Projections, Furstenberg sets, and the $ABC$ sum-product problem (2301.10199v4)

Abstract: We make progress on several interrelated problems at the intersection of geometric measure theory, additive combinatorics and harmonic analysis: the discretised sum-product problem, exceptional estimates for orthogonal projections, and the dimension of Furstenberg sets.
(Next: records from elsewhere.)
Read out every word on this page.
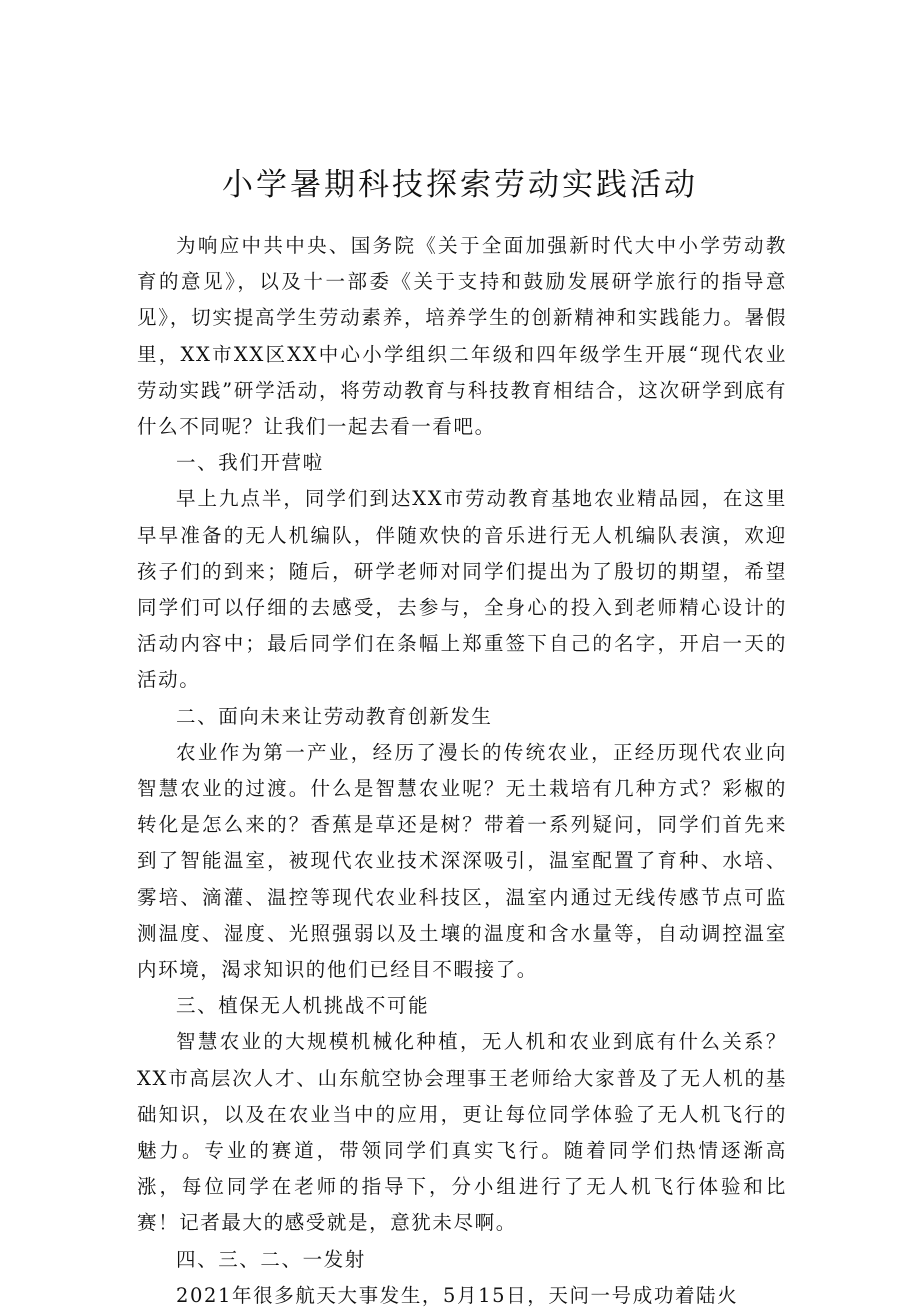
小学暑期科技探索劳动实践活动

为响应中共中央、国务院《关于全面加强新时代大中小学劳动教育的意见》，以及十一部委《关于支持和鼓励发展研学旅行的指导意见》，切实提高学生劳动素养，培养学生的创新精神和实践能力。暑假里，XX市XX区XX中心小学组织二年级和四年级学生开展“现代农业劳动实践”研学活动，将劳动教育与科技教育相结合，这次研学到底有什么不同呢？让我们一起去看一看吧。

一、我们开营啦

早上九点半，同学们到达XX市劳动教育基地农业精品园，在这里早早准备的无人机编队，伴随欢快的音乐进行无人机编队表演，欢迎孩子们的到来；随后，研学老师对同学们提出为了殷切的期望，希望同学们可以仔细的去感受，去参与，全身心的投入到老师精心设计的活动内容中；最后同学们在条幅上郑重签下自己的名字，开启一天的活动。

二、面向未来让劳动教育创新发生

农业作为第一产业，经历了漫长的传统农业，正经历现代农业向智慧农业的过渡。什么是智慧农业呢？无土栽培有几种方式？彩椒的转化是怎么来的？香蕉是草还是树？带着一系列疑问，同学们首先来到了智能温室，被现代农业技术深深吸引，温室配置了育种、水培、雾培、滴灌、温控等现代农业科技区，温室内通过无线传感节点可监测温度、湿度、光照强弱以及土壤的温度和含水量等，自动调控温室内环境，渴求知识的他们已经目不暇接了。

三、植保无人机挑战不可能

智慧农业的大规模机械化种植，无人机和农业到底有什么关系？XX市高层次人才、山东航空协会理事王老师给大家普及了无人机的基础知识，以及在农业当中的应用，更让每位同学体验了无人机飞行的魅力。专业的赛道，带领同学们真实飞行。随着同学们热情逐渐高涨，每位同学在老师的指导下，分小组进行了无人机飞行体验和比赛！记者最大的感受就是，意犹未尽啊。

四、三、二、一发射

2021年很多航天大事发生，5月15日，天问一号成功着陆火
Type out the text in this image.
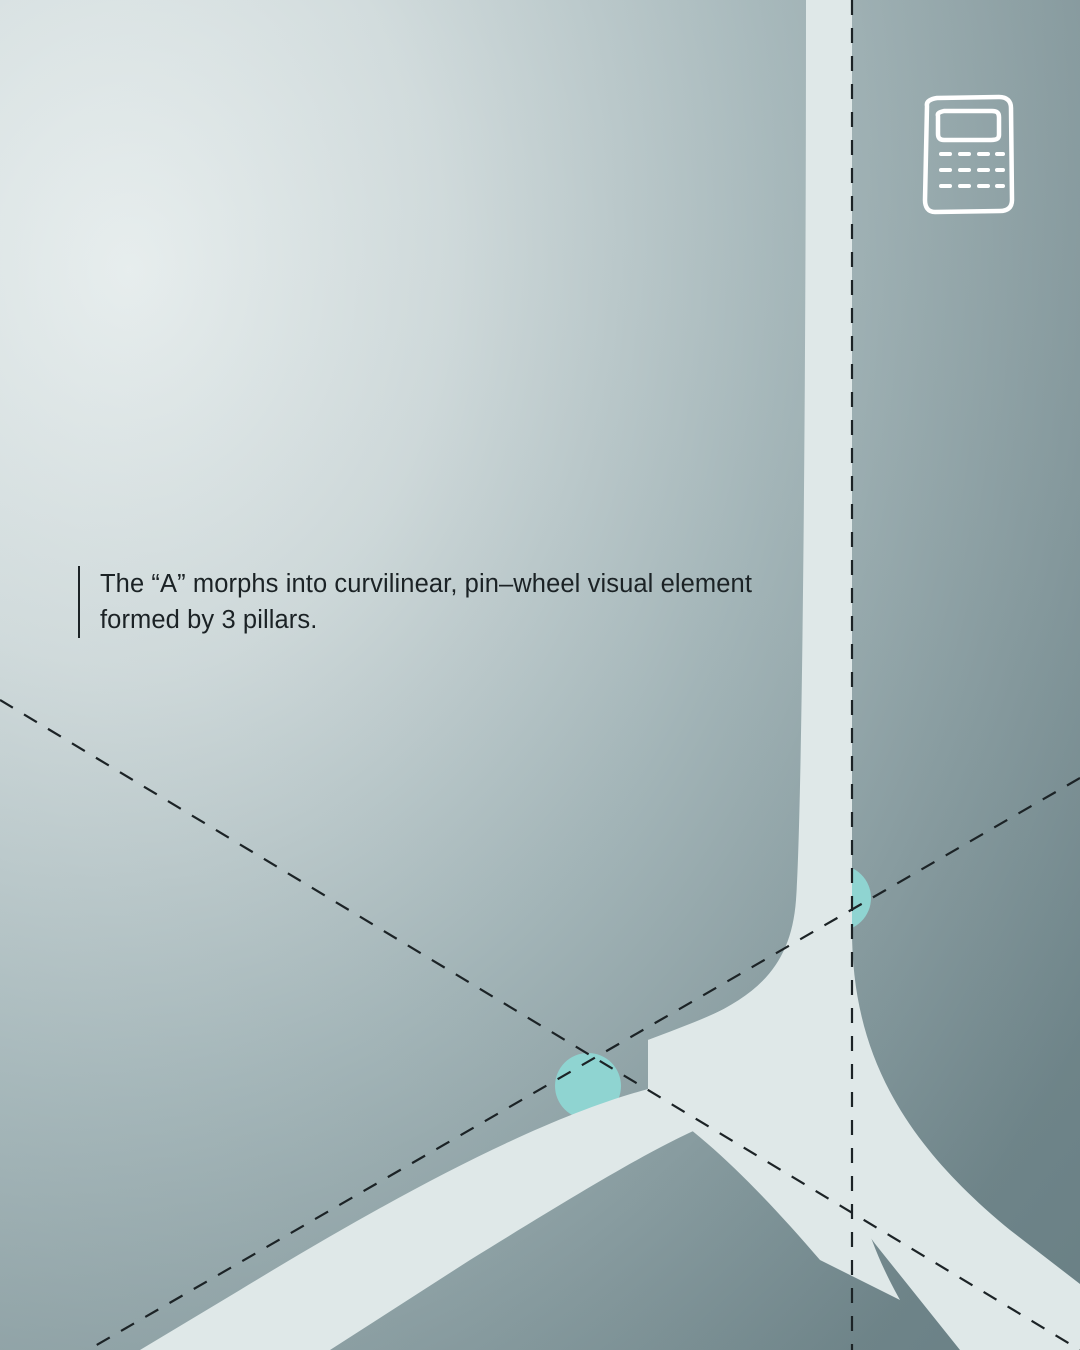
The “A” morphs into curvilinear, pin–wheel visual element formed by 3 pillars.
We give a new proof of the following asymmetric sum-product theorem: Let $A,B,C \subset \mathbb{R}$ be Borel sets with $0 < {\dim_{\mathrm{H}}} B \leq {\dim_{\mathrm{H}}} A < 1$ and ${\dim_{\mathrm{H}}} B + {\dim_{\mathrm{H}}} C > {\dim_{\mathrm{H}}} A$. Then, there exists $c \in C$ such that $${\dim_{\mathrm{H}}} (A + cB) > {\dim_{\mathrm{H}}} A. $$ Here we only mention special cases of our results on projections and Furstenberg sets. We prove that every $s$-Furstenberg set $F \subset \mathbb{R}^{2}$ has Hausdorff dimension $$ {\dim_{\mathrm{H}}} F \geq \max{ 2s + (1 - s)^{2}/(2 - s), 1+s}.$$ We prove that every $(s,t)$-Furstenberg set $F \subset \mathbb{R}^{2}$ associated with a $t$-Ahlfors-regular line set has $${\dim_{\mathrm{H}}} F \geq \min\left{s + t,\tfrac{3s + t}{2},s + 1\right}.$$ Let $\pi_{\theta}$ denote projection onto the line spanned by $\theta\in S^1$. We prove that if $K \subset \mathbb{R}^{2}$ is a Borel set with ${\dim_{\mathrm{H}}}(K)\le 1$, then $$ {\dim_{\mathrm{H}}} {\theta \in S^{1} : {\dim_{\mathrm{H}}} \pi_{\theta}(K) < u} \leq \max{ 2(2u - {\dim_{\mathrm{H}}} K),0}, $$ whenever $u \leq {\dim_{\mathrm{H}}} K$, and the factor "$2$" on the right-hand side can be omitted if $K$ is Ahlfors-regular.